As the story goes, the idea for the band came during a night of heavy drinking between bassists Peter Hook (New Order, Joy Division) and Gary ‘Mani’ Mounfield (Primal Scream, The Stone Roses) back in 2004, as a reaction to the fact that both of their other bands were inactive. They were soon joined by Andy Rourke (The Smiths) to round out the triple bass sound.
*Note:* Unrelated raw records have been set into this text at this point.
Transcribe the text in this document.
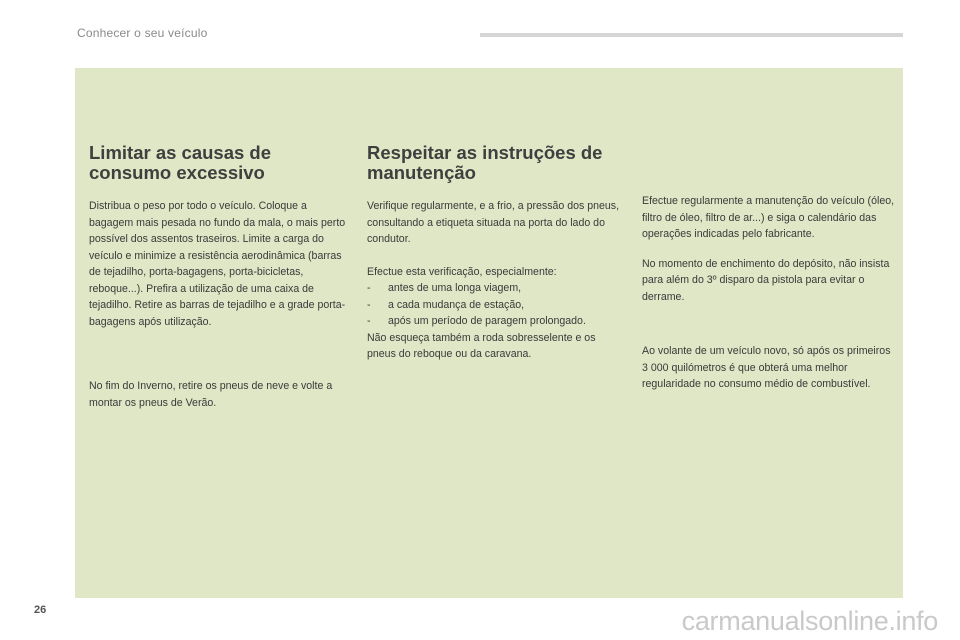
Conhecer o seu veículo
Limitar as causas de
consumo excessivo

Distribua o peso por todo o veículo. Coloque a bagagem mais pesada no fundo da mala, o mais perto possível dos assentos traseiros. Limite a carga do veículo e minimize a resistência aerodinâmica (barras de tejadilho, porta-bagagens, porta-bicicletas, reboque...). Prefira a utilização de uma caixa de tejadilho. Retire as barras de tejadilho e a grade porta-bagagens após utilização.

No fim do Inverno, retire os pneus de neve e volte a montar os pneus de Verão.

Respeitar as instruções de
manutenção

Verifique regularmente, e a frio, a pressão dos pneus, consultando a etiqueta situada na porta do lado do condutor.

Efectue esta verificação, especialmente:

- antes de uma longa viagem,
- a cada mudança de estação,
- após um período de paragem prolongado.

Não esqueça também a roda sobresselente e os pneus do reboque ou da caravana.

Efectue regularmente a manutenção do veículo (óleo, filtro de óleo, filtro de ar...) e siga o calendário das operações indicadas pelo fabricante.

No momento de enchimento do depósito, não insista para além do 3º disparo da pistola para evitar o derrame.

Ao volante de um veículo novo, só após os primeiros 3 000 quilómetros é que obterá uma melhor regularidade no consumo médio de combustível.

26	carmanualsonline.info
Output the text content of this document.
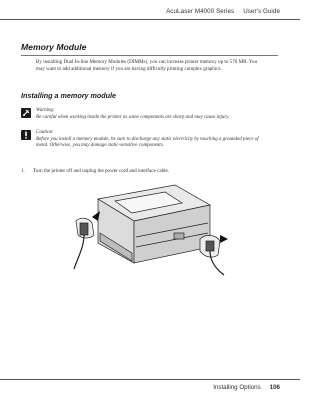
AcuLaser M4000 Series User's Guide
Memory Module
By installing Dual In-line Memory Modules (DIMMs), you can increase printer memory up to 576 MB. You may want to add additional memory if you are having difficulty printing complex graphics.
Installing a memory module
Warning:
Be careful when working inside the printer as some components are sharp and may cause injury.
Caution:
Before you install a memory module, be sure to discharge any static electricity by touching a grounded piece of metal. Otherwise, you may damage static-sensitive components.
1. Turn the printer off and unplug the power cord and interface cable.
Installing Options 106
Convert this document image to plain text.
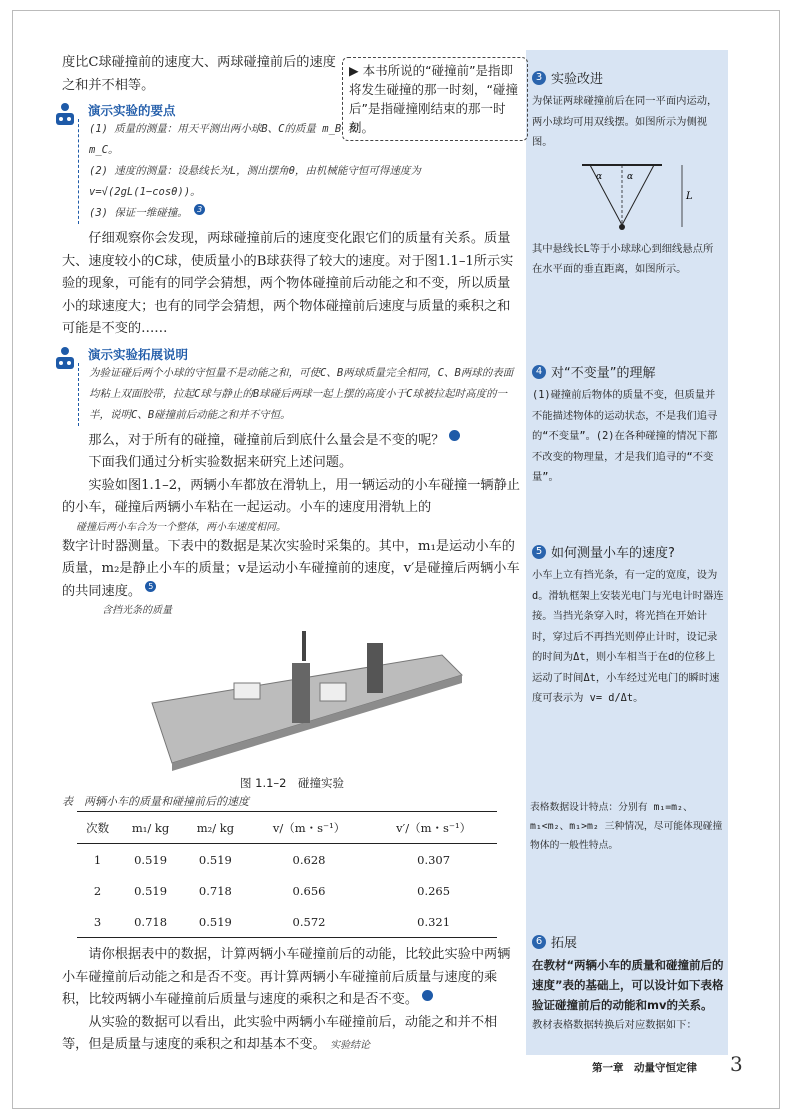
3 实验改进

为保证两球碰撞前后在同一平面内运动，两小球均可用双线摆。如图所示为侧视图。

α	α
L

其中悬线长L等于小球球心到细线悬点所在水平面的垂直距离，如图所示。

4 对“不变量”的理解

(1)碰撞前后物体的质量不变，但质量并不能描述物体的运动状态，不是我们追寻的“不变量”。(2)在各种碰撞的情况下都不改变的物理量，才是我们追寻的“不变量”。

5 如何测量小车的速度?

小车上立有挡光条，有一定的宽度，设为d。滑轨框架上安装光电门与光电计时器连接。当挡光条穿入时，将光挡在开始计时，穿过后不再挡光则停止计时，设记录的时间为Δt，则小车相当于在d的位移上运动了时间Δt，小车经过光电门的瞬时速度可表示为 v= d/Δt。

表格数据设计特点：分别有 m₁=m₂、m₁<m₂、m₁>m₂ 三种情况，尽可能体现碰撞物体的一般性特点。

6 拓展

在教材“两辆小车的质量和碰撞前后的速度”表的基础上，可以设计如下表格验证碰撞前后的动能和mv的关系。

教材表格数据转换后对应数据如下：

▶ 本书所说的“碰撞前”是指即将发生碰撞的那一时刻，“碰撞后”是指碰撞刚结束的那一时刻。

度比C球碰撞前的速度大、两球碰撞前后的速度之和并不相等。

演示实验的要点
(1) 质量的测量：用天平测出两小球B、C的质量 m_B 和 m_C。
(2) 速度的测量：设悬线长为L，测出摆角θ，由机械能守恒可得速度为 v=√(2gL(1−cosθ))。
(3) 保证一维碰撞。 3

仔细观察你会发现，两球碰撞前后的速度变化跟它们的质量有关系。质量大、速度较小的C球，使质量小的B球获得了较大的速度。对于图1.1–1所示实验的现象，可能有的同学会猜想，两个物体碰撞前后动能之和不变，所以质量小的球速度大；也有的同学会猜想，两个物体碰撞前后速度与质量的乘积之和可能是不变的……

演示实验拓展说明
为验证碰后两个小球的守恒量不是动能之和，可使C、B两球质量完全相同，C、B两球的表面均粘上双面胶带，拉起C球与静止的B球碰后两球一起上摆的高度小于C球被拉起时高度的一半，说明C、B碰撞前后动能之和并不守恒。

那么，对于所有的碰撞，碰撞前后到底什么量会是不变的呢？	4

下面我们通过分析实验数据来研究上述问题。

实验如图1.1–2，两辆小车都放在滑轨上，用一辆运动的小车碰撞一辆静止的小车，碰撞后两辆小车粘在一起运动。小车的速度用滑轨上的

碰撞后两小车合为一个整体，两小车速度相同。

数字计时器测量。下表中的数据是某次实验时采集的。其中，m₁是运动小车的质量，m₂是静止小车的质量；v是运动小车碰撞前的速度，v′是碰撞后两辆小车的共同速度。 5

含挡光条的质量
图 1.1–2　碰撞实验
表　两辆小车的质量和碰撞前后的速度
次数	m₁/ kg	m₂/ kg	v/（m・s⁻¹）	v′/（m・s⁻¹）
1	0.519	0.519	0.628	0.307
2	0.519	0.718	0.656	0.265
3	0.718	0.519	0.572	0.321

请你根据表中的数据，计算两辆小车碰撞前后的动能，比较此实验中两辆小车碰撞前后动能之和是否不变。再计算两辆小车碰撞前后质量与速度的乘积，比较两辆小车碰撞前后质量与速度的乘积之和是否不变。	6

从实验的数据可以看出，此实验中两辆小车碰撞前后，动能之和并不相等，但是质量与速度的乘积之和却基本不变。 实验结论

第一章　动量守恒定律 3
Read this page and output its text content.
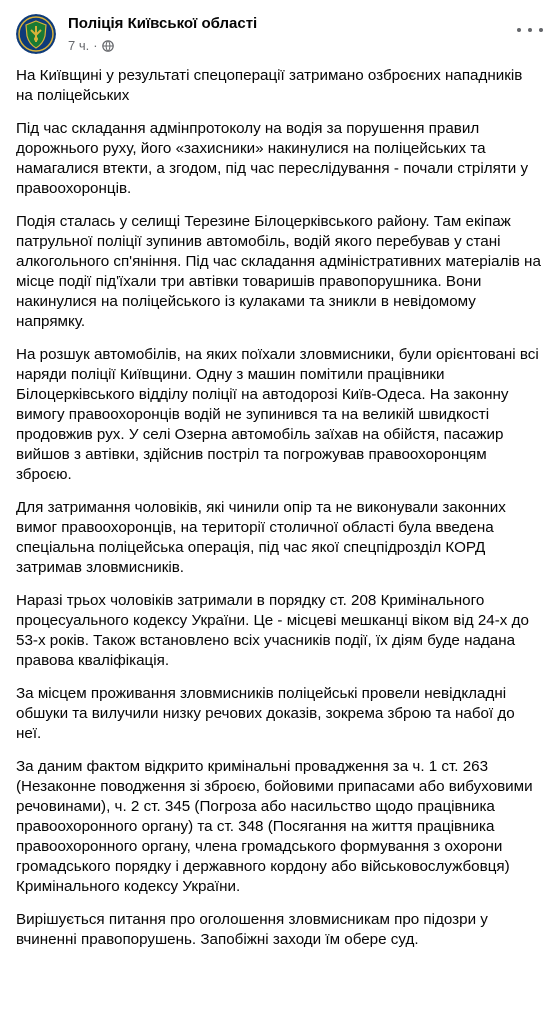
Поліція Київської області
7 ч. ·

На Київщині у результаті спецоперації затримано озброєних нападників на поліцейських

Під час складання адмінпротоколу на водія за порушення правил дорожнього руху, його «захисники» накинулися на поліцейських та намагалися втекти, а згодом, під час переслідування - почали стріляти у правоохоронців.

Подія сталась у селищі Терезине Білоцерківського району. Там екіпаж патрульної поліції зупинив автомобіль, водій якого перебував у стані алкогольного сп'яніння. Під час складання адміністративних матеріалів на місце події під'їхали три автівки товаришів правопорушника. Вони накинулися на поліцейського із кулаками та зникли в невідомому напрямку.

На розшук автомобілів, на яких поїхали зловмисники, були орієнтовані всі наряди поліції Київщини. Одну з машин помітили працівники Білоцерківського відділу поліції на автодорозі Київ-Одеса. На законну вимогу правоохоронців водій не зупинився та на великій швидкості продовжив рух. У селі Озерна автомобіль заїхав на обійстя, пасажир вийшов з автівки, здійснив постріл та погрожував правоохоронцям зброєю.

Для затримання чоловіків, які чинили опір та не виконували законних вимог правоохоронців, на території столичної області була введена спеціальна поліцейська операція, під час якої спецпідрозділ КОРД затримав зловмисників.

Наразі трьох чоловіків затримали в порядку ст. 208 Кримінального процесуального кодексу України. Це - місцеві мешканці віком від 24-х до 53-х років. Також встановлено всіх учасників події, їх діям буде надана правова кваліфікація.

За місцем проживання зловмисників поліцейські провели невідкладні обшуки та вилучили низку речових доказів, зокрема зброю та набої до неї.

За даним фактом відкрито кримінальні провадження за ч. 1 ст. 263 (Незаконне поводження зі зброєю, бойовими припасами або вибуховими речовинами), ч. 2 ст. 345 (Погроза або насильство щодо працівника правоохоронного органу) та ст. 348 (Посягання на життя працівника правоохоронного органу, члена громадського формування з охорони громадського порядку і державного кордону або військовослужбовця) Кримінального кодексу України.

Вирішується питання про оголошення зловмисникам про підозри у вчиненні правопорушень. Запобіжні заходи їм обере суд.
I’ll admit that I was one of the skeptics when I first heard about Freebass. I just wasn’t convinced that they could make it work. But like most others, I was still interested in seeing what Peter Hook would do in his first band since leaving New Order in 2007. The result of years of waiting is at the same time about what was expected and not what was expected at all. After an inconsequential intro track, the first two real songs on Two Worlds Collide seem to shift influences between all of those involved. “You Don’t Know (This About Me)” (featuring Charlatans singer Tim Burgess) starts out sounding like, well, a latter day New Order song. By the end of the slow build that leads to an abrupt end, it’s flowed seamlessly into Primal Scream territory.
As the first song fades right into the next, “The Milky Way is our Playground”, it switches stylistically again into sounding like Muni’s other band – the Stone Roses. The midtempo rocker aspires to soar as high as its title inspiration, and towards the end it really takes off. Pete Wylie does a commendable job taking lead vocals on the song, but it’s really a showcase for the musicians in the last minute of the song. The explosive end gives way to a stange, spoken word monologue by notorious drug smuggler Howard Marks that lasts the entirety of the seven minute “Dark Starr”. The song starts and ends with just Marks’ voice, but there’s a decent song to be had somewhere in the middle.
The somber last few words of “Dark Starr” leave you no time to think before the blast of electronic sound that kick-starts “Live Tomorrow You Go Down”, featuring Peter Hook on lead vocals. Sounding like New Order on crack, the song’s fast pace doesn’t let up through its full five minutes of electo pulses and drum beats. The album ends with the short closer “Thats Life”, which is nothing more than a robotic voice mumbling over some creepy ambient noises for just over a minute.
While Two Worlds Collide does include some strange, out-of-nowhere moments – fans of New Order or any of the bands involved should at least check it out. It’s not much more than a decent distraction, but considering the low expectations of most critics, it’s somewhat of a pleasant surprise.